The sources of royal power : a study on the migration of power structures from the kingdom of Argead Makedonia to early Ptolemaic Egypt
Abstract
This thesis discusses the sources of royal power in the kingdoms of Argead Makedonia
and early Ptolemaic Egypt. The overarching aim is to assess the degree of change and
continuity between the structures and networks that framed Argead and Ptolemaic
royal power.
Viewing power not as an abstraction but as the outcome of the real and observable
interrelations between individuals and groups, this thesis builds upon the historical
sociology of Michael Mann in order to identify four main sources of royal power:
dynastic, courtly, military and economic.

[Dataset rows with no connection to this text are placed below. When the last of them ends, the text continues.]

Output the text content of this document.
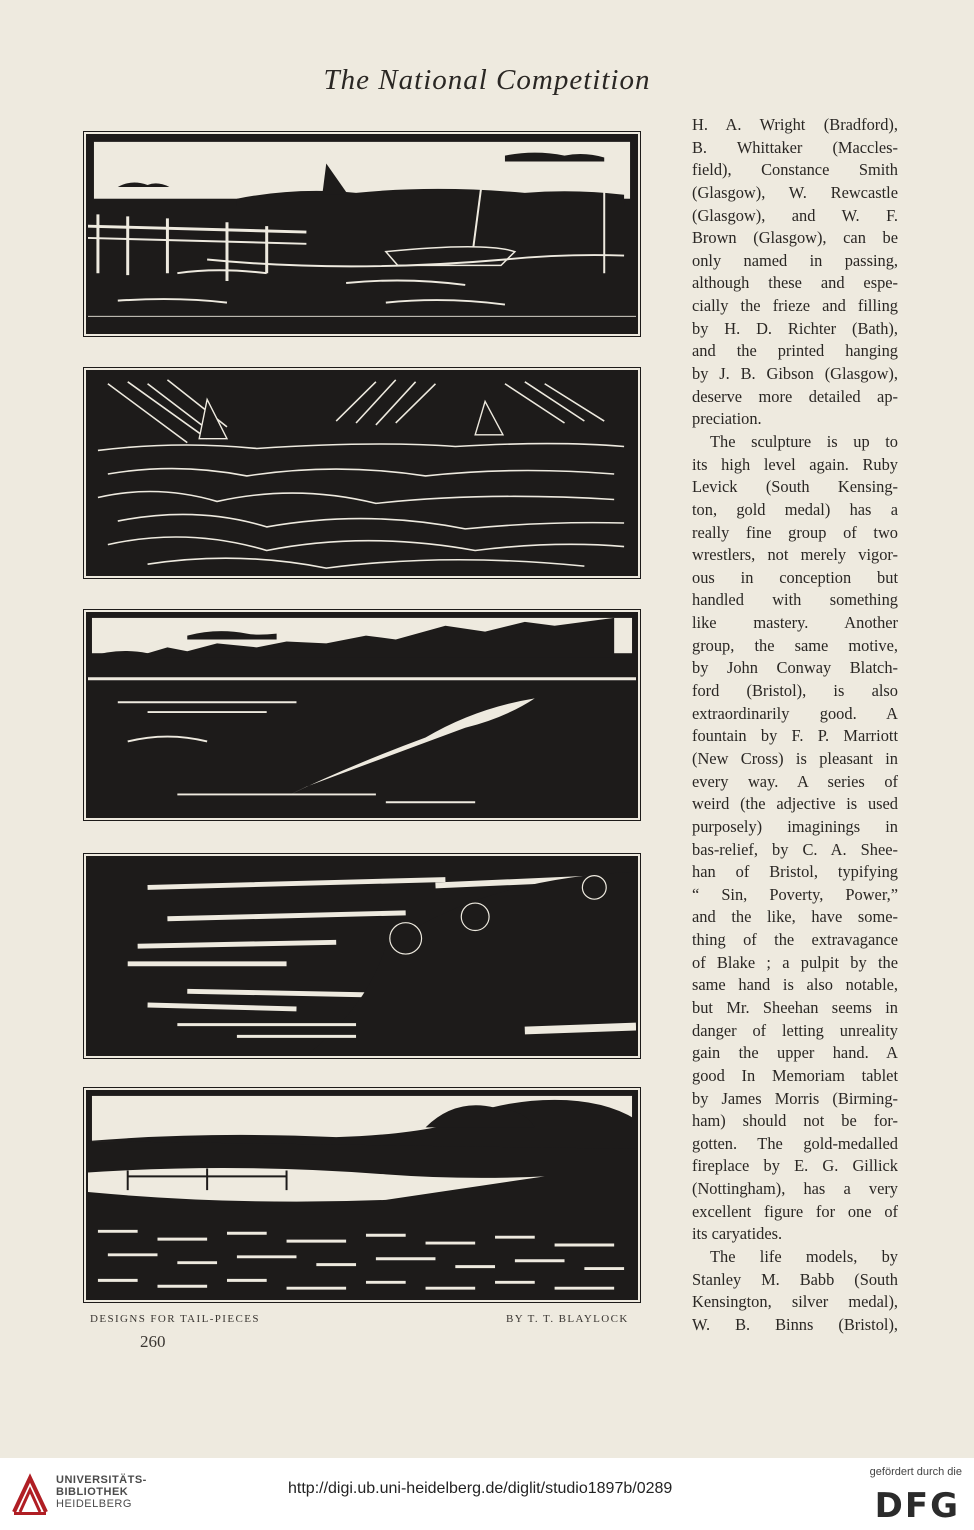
The National Competition
DESIGNS FOR TAIL-PIECES	BY T. T. BLAYLOCK
260
H. A. Wright (Bradford),
B. Whittaker (Maccles-
field), Constance Smith
(Glasgow), W. Rewcastle
(Glasgow), and W. F.
Brown (Glasgow), can be
only named in passing,
although these and espe-
cially the frieze and filling
by H. D. Richter (Bath),
and the printed hanging
by J. B. Gibson (Glasgow),
deserve more detailed ap-
preciation.
The sculpture is up to
its high level again. Ruby
Levick (South Kensing-
ton, gold medal) has a
really fine group of two
wrestlers, not merely vigor-
ous in conception but
handled with something
like mastery. Another
group, the same motive,
by John Conway Blatch-
ford (Bristol), is also
extraordinarily good. A
fountain by F. P. Marriott
(New Cross) is pleasant in
every way. A series of
weird (the adjective is used
purposely) imaginings in
bas-relief, by C. A. Shee-
han of Bristol, typifying
“ Sin, Poverty, Power,”
and the like, have some-
thing of the extravagance
of Blake ; a pulpit by the
same hand is also notable,
but Mr. Sheehan seems in
danger of letting unreality
gain the upper hand. A
good In Memoriam tablet
by James Morris (Birming-
ham) should not be for-
gotten. The gold-medalled
fireplace by E. G. Gillick
(Nottingham), has a very
excellent figure for one of
its caryatides.
The life models, by
Stanley M. Babb (South
Kensington, silver medal),
W. B. Binns (Bristol),
UNIVERSITÄTS-
BIBLIOTHEK
HEIDELBERG
http://digi.ub.uni-heidelberg.de/diglit/studio1897b/0289
gefördert durch die
DFG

In their capacity to enhance or limit royal
power, the social networks that are formed between the king and representatives of
these groups in each context, as well as the structures that produce and reproduce
their behaviour, form the focal points of this research. As such, this thesis distances
itself from that segment of socio-historical tradition, which grants ultimate primacy to
human agency.
The Introduction presents the main scholarly debates surrounding the nature of
Ptolemaic and Argead kingship and highlights the fact that although both have
received considerable attention separately, they have not yet been the focus of a
systematic, comparative analysis. At the same time, this chapter brings in the
theoretical and methodological framework employed in the thesis. Chapter One
discusses the structural organisation of the dynasty, focusing on patterns of marriage
and succession, and the manipulation of dynastic connections, real or constructed, as
instruments of legitimation. It is argued that the colonial circumstances in early
Ptolemaic Egypt led to an amplification of the importance of the dynasty as a source
of power. Chapter Two examines the interrelations of the ruler with his extended
circle of friends and associates, i.e. the courtiers. A discussion of the physical and
social structure of the courts in Aigai, Pella and Alexandria in the early Ptolemaic
period confirms that administration at the highest level continued to be organised
around personal relations. Chapter Three identifies the enabling mechanisms, which
sustained the military power of the Makedonian king. It is argued that royal military
leadership and the integration of facets of military organisation (e.g. the institution of
klerouchia) and values (through education) in society remained integral to the social organisation of early Ptolemaic Egypt. Finally, Chapter Four examines the economic
power of the ruler, as revealed by the organisation of property rights. The absence of
the Makedones and the prominence of temples as economically significant groups in
early Ptolemaic Egypt underline the structural discontinuities that arise from the
necessary adaptation to different local conditions.
This thesis concludes that the structures that framed Argead royal power were in their
majority remembered and instantiated in the organisational practices of the early
Ptolemaic rulers. Deviations from the Argead paradigm occurred when pragmatism
led to the introduction of corrective practices, such as the co-regency principle aimed
at eradicating the dynastic instability that had plagued the Argead monarchy, and
when ecological and political considerations, such as the needs of their non-Hellenic,
non-Makedonian audience, dictated a greater degree of accommodation to local
conditions, especially in the field of economic organisation. Even there, however, one
can discern the influence of the flexible, all-inclusive model of Argead administration
of its New Lands as an organisational template.